Anyone who grew up in the ’90s remembers the mix tape. There was one for every occasion: a cassette of songs ripped from the radio – back when people still listened to radio – or off a burgeoning collections of CDs. Rob Sheffield’s Love is A Mix Tape is rife with nostalgia for that lost practice. He chronicles the ups and downs of his life and love, loss and rebirth, garnished with the songs that drove him through every tumultuous year.
Sheffield, a critic for Rolling Stone, can’t help the pretentiousness of his profession, but his unabashed love for the music of the ’90s and the poignant story he punctuates with music milestones make Love is A Mix Tape a worthy read.

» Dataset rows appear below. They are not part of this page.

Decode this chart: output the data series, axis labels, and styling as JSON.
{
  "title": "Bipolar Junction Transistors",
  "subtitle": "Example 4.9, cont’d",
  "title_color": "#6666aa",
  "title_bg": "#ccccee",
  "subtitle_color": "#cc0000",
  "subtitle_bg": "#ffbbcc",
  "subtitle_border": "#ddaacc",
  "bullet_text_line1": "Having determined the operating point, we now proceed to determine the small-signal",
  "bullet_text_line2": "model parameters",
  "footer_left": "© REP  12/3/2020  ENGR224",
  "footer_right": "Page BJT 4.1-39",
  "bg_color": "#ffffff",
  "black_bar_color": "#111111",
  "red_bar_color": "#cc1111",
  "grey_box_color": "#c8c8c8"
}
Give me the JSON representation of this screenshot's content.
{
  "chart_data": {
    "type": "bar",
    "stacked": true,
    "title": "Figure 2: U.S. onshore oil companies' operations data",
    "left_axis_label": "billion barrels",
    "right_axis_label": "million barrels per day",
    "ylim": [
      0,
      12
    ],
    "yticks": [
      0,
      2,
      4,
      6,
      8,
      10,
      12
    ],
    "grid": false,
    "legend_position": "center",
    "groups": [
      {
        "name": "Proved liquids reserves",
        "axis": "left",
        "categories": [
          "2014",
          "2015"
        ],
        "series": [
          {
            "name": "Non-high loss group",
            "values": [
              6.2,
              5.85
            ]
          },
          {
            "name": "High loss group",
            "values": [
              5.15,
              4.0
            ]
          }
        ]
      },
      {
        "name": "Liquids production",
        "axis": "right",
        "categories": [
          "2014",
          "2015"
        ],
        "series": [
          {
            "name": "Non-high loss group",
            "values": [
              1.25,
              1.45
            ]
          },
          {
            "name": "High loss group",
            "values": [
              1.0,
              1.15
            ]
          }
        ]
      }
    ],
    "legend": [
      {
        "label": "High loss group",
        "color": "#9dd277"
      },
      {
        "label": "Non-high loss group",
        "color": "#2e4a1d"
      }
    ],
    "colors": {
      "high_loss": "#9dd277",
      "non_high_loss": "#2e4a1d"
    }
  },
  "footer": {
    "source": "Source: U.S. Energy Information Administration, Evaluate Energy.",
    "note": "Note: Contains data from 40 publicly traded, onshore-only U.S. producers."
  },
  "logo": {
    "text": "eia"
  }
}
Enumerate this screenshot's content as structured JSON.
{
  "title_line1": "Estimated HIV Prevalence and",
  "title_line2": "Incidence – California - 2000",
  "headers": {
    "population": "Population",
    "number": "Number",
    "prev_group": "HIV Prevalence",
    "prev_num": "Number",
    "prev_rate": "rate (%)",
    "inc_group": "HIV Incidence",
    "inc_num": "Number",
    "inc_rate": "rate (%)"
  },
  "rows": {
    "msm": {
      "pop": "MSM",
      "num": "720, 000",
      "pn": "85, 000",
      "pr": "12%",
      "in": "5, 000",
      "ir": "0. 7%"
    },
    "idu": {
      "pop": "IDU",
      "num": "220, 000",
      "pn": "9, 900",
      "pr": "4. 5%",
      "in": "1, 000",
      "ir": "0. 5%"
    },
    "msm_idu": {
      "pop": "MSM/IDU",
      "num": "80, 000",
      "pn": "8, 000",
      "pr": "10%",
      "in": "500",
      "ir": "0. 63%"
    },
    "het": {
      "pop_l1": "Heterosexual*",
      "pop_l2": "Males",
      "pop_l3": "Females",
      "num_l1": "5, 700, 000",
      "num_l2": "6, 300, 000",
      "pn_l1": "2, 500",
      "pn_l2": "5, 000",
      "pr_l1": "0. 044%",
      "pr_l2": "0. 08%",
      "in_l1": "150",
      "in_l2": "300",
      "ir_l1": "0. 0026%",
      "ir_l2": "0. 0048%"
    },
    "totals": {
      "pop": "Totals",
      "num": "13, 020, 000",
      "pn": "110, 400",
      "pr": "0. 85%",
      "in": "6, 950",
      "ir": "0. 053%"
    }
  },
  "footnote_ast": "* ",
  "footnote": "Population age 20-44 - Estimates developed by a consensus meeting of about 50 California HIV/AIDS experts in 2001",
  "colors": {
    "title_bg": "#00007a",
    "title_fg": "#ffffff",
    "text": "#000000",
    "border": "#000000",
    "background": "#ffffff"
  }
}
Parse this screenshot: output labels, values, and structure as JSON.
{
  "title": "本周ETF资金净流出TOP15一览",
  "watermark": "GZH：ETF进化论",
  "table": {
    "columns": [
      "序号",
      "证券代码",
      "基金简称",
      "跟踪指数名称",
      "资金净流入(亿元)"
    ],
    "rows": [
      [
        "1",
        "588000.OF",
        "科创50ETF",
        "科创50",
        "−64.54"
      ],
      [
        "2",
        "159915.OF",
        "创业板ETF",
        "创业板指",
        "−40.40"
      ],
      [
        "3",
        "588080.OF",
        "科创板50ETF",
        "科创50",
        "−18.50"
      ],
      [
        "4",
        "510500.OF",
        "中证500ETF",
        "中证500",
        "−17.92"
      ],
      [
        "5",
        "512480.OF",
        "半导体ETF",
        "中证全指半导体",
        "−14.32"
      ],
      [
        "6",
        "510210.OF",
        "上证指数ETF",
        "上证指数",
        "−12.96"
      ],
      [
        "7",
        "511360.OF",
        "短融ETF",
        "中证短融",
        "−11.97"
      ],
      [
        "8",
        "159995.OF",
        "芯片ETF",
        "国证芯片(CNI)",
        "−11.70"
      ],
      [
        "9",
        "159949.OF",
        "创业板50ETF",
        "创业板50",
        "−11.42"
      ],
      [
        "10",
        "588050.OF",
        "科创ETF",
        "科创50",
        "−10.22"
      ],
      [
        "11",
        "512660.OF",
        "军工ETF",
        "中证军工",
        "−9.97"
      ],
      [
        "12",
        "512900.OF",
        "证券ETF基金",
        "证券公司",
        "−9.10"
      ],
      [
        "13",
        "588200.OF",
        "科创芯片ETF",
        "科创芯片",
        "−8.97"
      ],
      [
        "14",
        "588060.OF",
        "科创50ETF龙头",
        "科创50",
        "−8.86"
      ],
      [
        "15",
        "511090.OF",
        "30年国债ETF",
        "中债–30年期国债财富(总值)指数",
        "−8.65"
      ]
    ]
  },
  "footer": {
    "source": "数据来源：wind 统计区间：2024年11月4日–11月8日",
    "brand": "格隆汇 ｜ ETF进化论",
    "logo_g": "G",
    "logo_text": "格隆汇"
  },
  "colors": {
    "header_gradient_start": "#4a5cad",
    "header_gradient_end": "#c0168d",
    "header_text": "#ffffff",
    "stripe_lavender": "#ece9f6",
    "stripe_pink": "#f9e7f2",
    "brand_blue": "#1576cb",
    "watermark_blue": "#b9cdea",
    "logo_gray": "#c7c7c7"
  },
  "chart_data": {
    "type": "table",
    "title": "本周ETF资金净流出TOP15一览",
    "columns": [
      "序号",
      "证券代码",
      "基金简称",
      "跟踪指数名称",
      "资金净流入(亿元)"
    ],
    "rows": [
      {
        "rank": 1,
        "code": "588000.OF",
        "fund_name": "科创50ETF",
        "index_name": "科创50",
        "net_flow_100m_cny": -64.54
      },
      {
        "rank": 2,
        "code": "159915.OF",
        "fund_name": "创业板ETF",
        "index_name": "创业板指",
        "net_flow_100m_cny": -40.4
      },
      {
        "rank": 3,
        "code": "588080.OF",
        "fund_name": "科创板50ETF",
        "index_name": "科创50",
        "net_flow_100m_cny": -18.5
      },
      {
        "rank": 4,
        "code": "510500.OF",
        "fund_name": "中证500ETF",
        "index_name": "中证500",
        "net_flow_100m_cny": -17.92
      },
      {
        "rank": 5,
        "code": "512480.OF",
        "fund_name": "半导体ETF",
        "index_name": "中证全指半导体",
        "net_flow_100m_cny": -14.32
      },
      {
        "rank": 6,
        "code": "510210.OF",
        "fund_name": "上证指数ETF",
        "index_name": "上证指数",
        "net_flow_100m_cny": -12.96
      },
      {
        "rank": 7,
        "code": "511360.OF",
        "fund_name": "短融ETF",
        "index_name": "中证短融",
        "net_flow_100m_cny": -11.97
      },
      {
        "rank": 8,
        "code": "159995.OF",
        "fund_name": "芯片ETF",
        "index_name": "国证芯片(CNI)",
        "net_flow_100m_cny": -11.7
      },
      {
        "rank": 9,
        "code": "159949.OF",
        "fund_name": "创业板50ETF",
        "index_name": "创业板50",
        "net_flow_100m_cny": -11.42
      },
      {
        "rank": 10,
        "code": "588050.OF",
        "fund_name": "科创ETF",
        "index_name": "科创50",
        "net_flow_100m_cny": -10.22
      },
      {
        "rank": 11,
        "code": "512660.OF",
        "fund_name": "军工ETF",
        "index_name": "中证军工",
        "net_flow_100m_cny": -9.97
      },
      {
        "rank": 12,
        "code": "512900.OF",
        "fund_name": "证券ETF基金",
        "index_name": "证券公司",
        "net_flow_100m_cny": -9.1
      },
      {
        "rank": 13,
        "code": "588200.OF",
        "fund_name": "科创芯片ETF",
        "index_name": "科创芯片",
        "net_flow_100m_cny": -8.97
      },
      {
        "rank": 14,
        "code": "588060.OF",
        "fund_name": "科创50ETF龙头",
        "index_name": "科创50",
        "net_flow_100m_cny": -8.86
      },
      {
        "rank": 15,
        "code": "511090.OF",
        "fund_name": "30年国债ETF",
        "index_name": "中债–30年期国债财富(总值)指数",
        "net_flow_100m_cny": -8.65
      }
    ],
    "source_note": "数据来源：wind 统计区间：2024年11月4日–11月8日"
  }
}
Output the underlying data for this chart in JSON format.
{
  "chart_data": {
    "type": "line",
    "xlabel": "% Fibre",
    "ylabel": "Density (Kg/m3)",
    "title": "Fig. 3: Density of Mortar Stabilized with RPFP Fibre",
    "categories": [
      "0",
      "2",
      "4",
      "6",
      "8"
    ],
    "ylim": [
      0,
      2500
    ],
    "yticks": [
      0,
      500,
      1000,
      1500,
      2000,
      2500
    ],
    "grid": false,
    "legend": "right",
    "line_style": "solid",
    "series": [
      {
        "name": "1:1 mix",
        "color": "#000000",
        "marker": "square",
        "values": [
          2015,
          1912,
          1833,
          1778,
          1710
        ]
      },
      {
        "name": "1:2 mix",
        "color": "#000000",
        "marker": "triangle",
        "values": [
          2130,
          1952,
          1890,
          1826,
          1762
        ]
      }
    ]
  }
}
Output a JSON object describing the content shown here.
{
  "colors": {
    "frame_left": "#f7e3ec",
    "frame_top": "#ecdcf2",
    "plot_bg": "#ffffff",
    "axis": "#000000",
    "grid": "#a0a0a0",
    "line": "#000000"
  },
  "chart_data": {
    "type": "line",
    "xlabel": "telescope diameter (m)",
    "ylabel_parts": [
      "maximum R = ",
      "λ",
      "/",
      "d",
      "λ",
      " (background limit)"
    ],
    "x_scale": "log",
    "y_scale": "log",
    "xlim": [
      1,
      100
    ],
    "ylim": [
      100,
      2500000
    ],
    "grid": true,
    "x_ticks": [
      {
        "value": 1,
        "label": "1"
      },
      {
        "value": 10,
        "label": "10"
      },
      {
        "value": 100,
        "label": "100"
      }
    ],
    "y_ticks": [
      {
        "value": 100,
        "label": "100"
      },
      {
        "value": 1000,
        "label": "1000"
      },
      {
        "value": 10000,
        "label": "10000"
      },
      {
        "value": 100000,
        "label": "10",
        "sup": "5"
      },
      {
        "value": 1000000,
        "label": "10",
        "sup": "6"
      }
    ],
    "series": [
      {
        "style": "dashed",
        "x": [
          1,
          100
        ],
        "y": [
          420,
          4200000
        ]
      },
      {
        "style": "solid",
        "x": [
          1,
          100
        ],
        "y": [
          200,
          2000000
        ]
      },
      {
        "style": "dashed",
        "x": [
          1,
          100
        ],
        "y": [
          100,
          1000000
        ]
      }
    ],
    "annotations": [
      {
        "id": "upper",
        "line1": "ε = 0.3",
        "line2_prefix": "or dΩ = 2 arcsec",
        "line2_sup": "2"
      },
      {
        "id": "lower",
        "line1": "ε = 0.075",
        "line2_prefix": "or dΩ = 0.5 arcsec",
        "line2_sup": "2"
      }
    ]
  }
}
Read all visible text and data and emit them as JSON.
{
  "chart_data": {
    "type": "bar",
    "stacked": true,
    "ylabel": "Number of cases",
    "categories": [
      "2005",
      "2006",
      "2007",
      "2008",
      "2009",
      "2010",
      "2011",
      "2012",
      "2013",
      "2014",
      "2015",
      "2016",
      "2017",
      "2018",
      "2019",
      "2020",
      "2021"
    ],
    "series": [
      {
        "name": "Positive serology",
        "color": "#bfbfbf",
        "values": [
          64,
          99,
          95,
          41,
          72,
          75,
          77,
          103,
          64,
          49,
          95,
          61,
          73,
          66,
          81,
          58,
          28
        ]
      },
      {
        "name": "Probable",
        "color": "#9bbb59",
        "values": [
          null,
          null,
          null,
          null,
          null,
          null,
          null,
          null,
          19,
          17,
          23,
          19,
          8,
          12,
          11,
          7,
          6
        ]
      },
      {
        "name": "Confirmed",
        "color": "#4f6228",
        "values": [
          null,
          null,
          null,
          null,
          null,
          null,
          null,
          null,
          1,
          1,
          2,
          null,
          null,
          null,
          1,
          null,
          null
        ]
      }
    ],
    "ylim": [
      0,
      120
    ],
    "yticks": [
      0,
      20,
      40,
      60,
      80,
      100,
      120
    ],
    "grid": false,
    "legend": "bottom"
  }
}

Like the songs on a mix tape, each chapter tells a story — a chronological tale of Sheffield’s life. Sheffield’s stories blend, not always seamlessly, into the soundtrack of how he dealt with life and the loss of his wife. Sheffield exorcises his demons with the grunge screaming of Nirvana. His words and songs bring forth the woman he loved, the things that defined him and the ways he moved on.
Sheffield wryly relates the pitfalls of his adult life, at times almost impossible to withstand. But Sheffield’s story shows that love (with kick-ass music) can break you down and pull you up, and that music surely can be the food of life.